A partir daí, acompanhamos a evolução da convivência entre dois seres devastados pela perda. Apolo ocupa todos os espaços da casa. A dor do cachorro é visível. Está nos olhos, na falta de apetite, no não abanar do rabo. Está no lamento noturno, no estranhamento do toque, na ausência total de alegria. A ela, sobra pouco tempo para lamentações, já que seu esforço é para compreendê-lo. Não com a limitação da nossa linguagem, eu acrescento. É na literatura e na poesia que ela se apoia para conversar com o novo amigo, por quem vê sua afeição crescer a cada dia, a ponto de se dedicar inteiramente a ele, especialmente quando ele começa a apresentar sinais de fragilidade.
A construção do livro é feita por fragmentos, memórias, divagações e muitas referências literárias, em especial às que abordam animais. Sigrid Nunez costura autores e obras com leveza. Desonra, de J. M. Coetzee, é lembrado. A narradora chega a comparar o amigo com o personagem principal desse romance sul-africano. Assim como David Lurie, ele também teve, em vários momentos, uma vida promíscua, envolvendo-se com alunas. Ao mesmo tempo, compartilhava a paixão pela literatura e pelos grandes clássicos.
Ela também cita A insustentável leveza do ser, de Milan Kundera, e My Dog Tulip, de J. R. Ackerley, relato autobiográfico sobre o amor obsessivo e devotado entre um homem e sua cadela. Há ainda referências discretas, mas marcantes, a autores como Sidonie-Gabrielle Colette, Rainer Maria Rilke e Robert Graves.
Nunez percorre também a tradição da literatura juvenil e sentimental sobre animais, em especial cavalos e cães, mencionando obras como Beleza Negra, de Anna Sewell, contada pela perspectiva de um cavalo; Minha amiga Flicka, de Mary O'Hara; Caninos brancos e O chamado selvagem, de Jack London; O belo Joe, de Margaret Marshall Saunders; e O cão chamado Buck, que aparece em múltiplas listas de clássicos. São narrativas em que a sensibilidade e o sofrimento animal têm protagonismo, muitas vezes servindo como crítica moral ao comportamento humano.

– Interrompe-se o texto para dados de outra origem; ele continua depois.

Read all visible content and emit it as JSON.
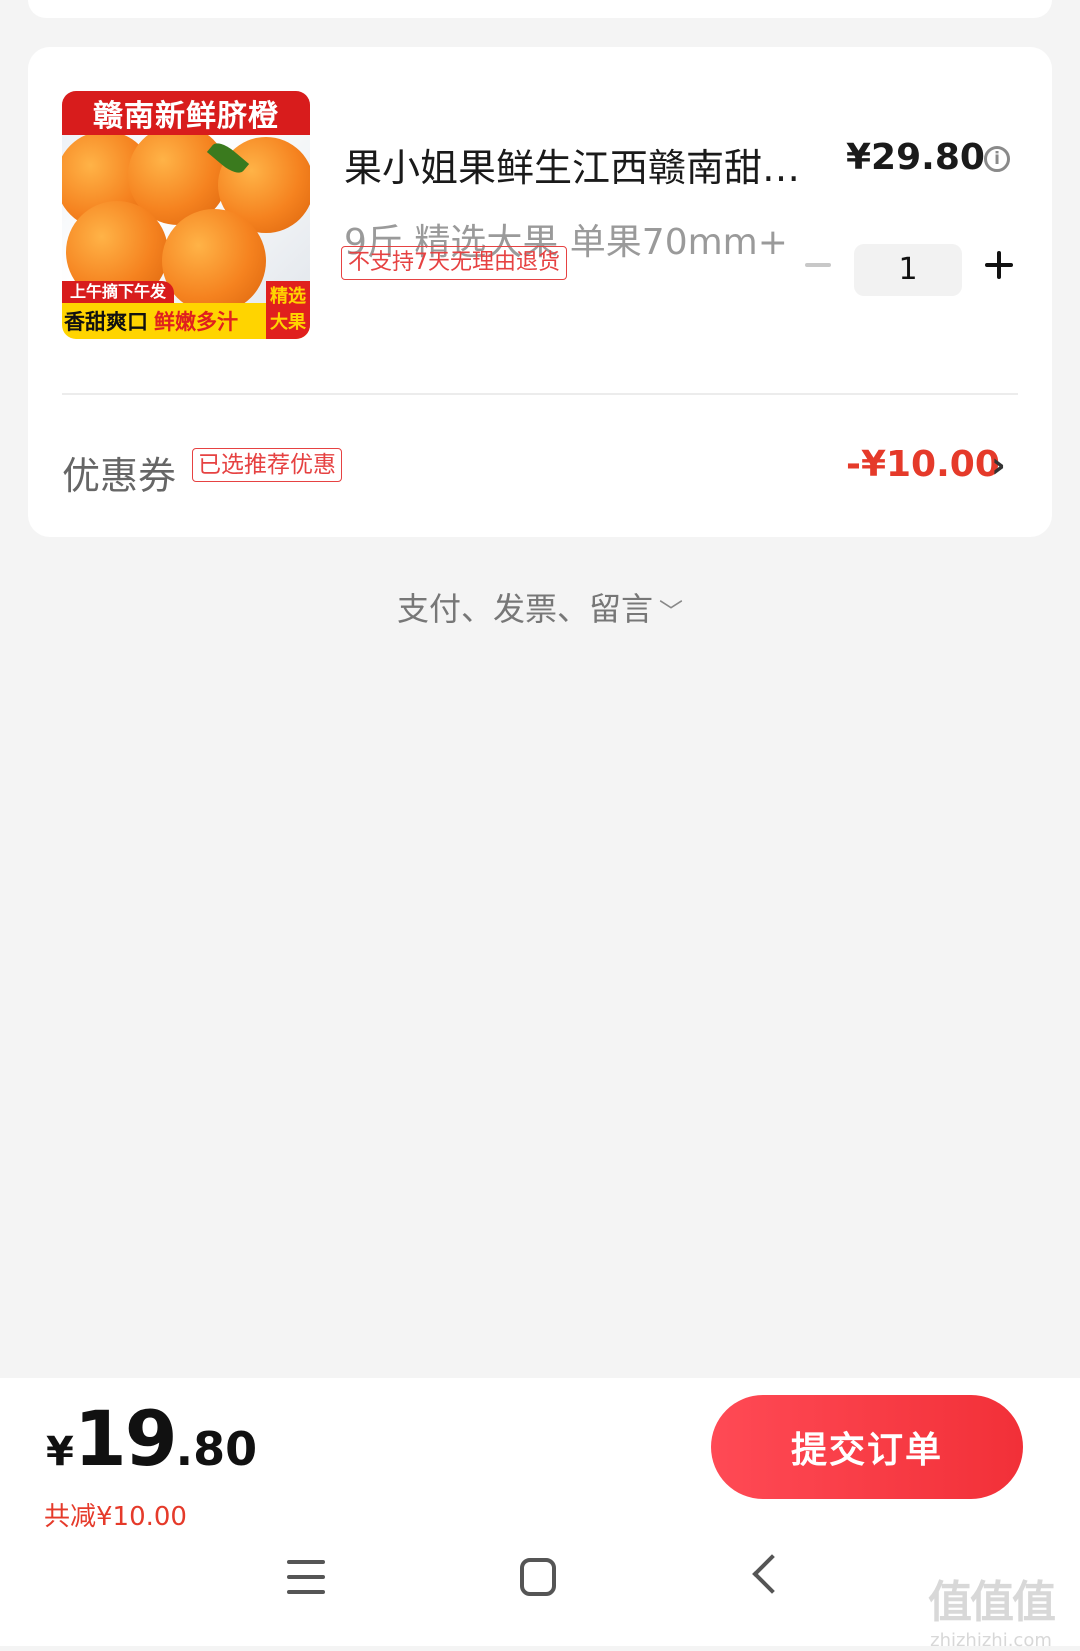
{
  "product": {
    "image_text": {
      "banner": "赣南新鲜脐橙",
      "tag": "上午摘下午发",
      "slogan_a": "香甜爽口",
      "slogan_b": "鲜嫩多汁",
      "corner": "精选大果"
    },
    "title": "果小姐果鲜生江西赣南甜…",
    "price": "¥29.80",
    "spec": "9斤 精选大果 单果70mm+",
    "return_policy": "不支持7天无理由退货",
    "quantity": "1"
  },
  "coupon": {
    "label": "优惠券",
    "badge": "已选推荐优惠",
    "amount": "-¥10.00",
    "chevron": "›"
  },
  "more_options": {
    "label": "支付、发票、留言",
    "chevron": "﹀"
  },
  "footer": {
    "currency": "¥",
    "total_int": "19",
    "total_dec": ".80",
    "discount_text": "共减¥10.00",
    "submit_label": "提交订单"
  },
  "nav": {
    "icons": [
      "menu-icon",
      "home-icon",
      "back-icon"
    ]
  },
  "watermark": {
    "logo": "值值值",
    "site": "zhizhizhi.com"
  },
  "colors": {
    "accent": "#f23038",
    "price_red": "#e53a2a",
    "background": "#f4f4f4"
  }
}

Em determinado momento, a narradora recorda um trecho do escritor Robert Graves sobre a Batalha do Somme. Diante da cena de destruição, ele diz: “O número de cavalos e mulas mortos me chocou; estava tudo muito bem com os cadáveres humanos, mas parecia errado que animais fossem arrastados para a guerra assim.” A frase reforça que a violência contra os animais nos atinge com outra frequência, talvez porque, como diz a própria narradora, sua capacidade de sofrimento nos escapa, mas também nos interpela de forma mais direta e sem defesas.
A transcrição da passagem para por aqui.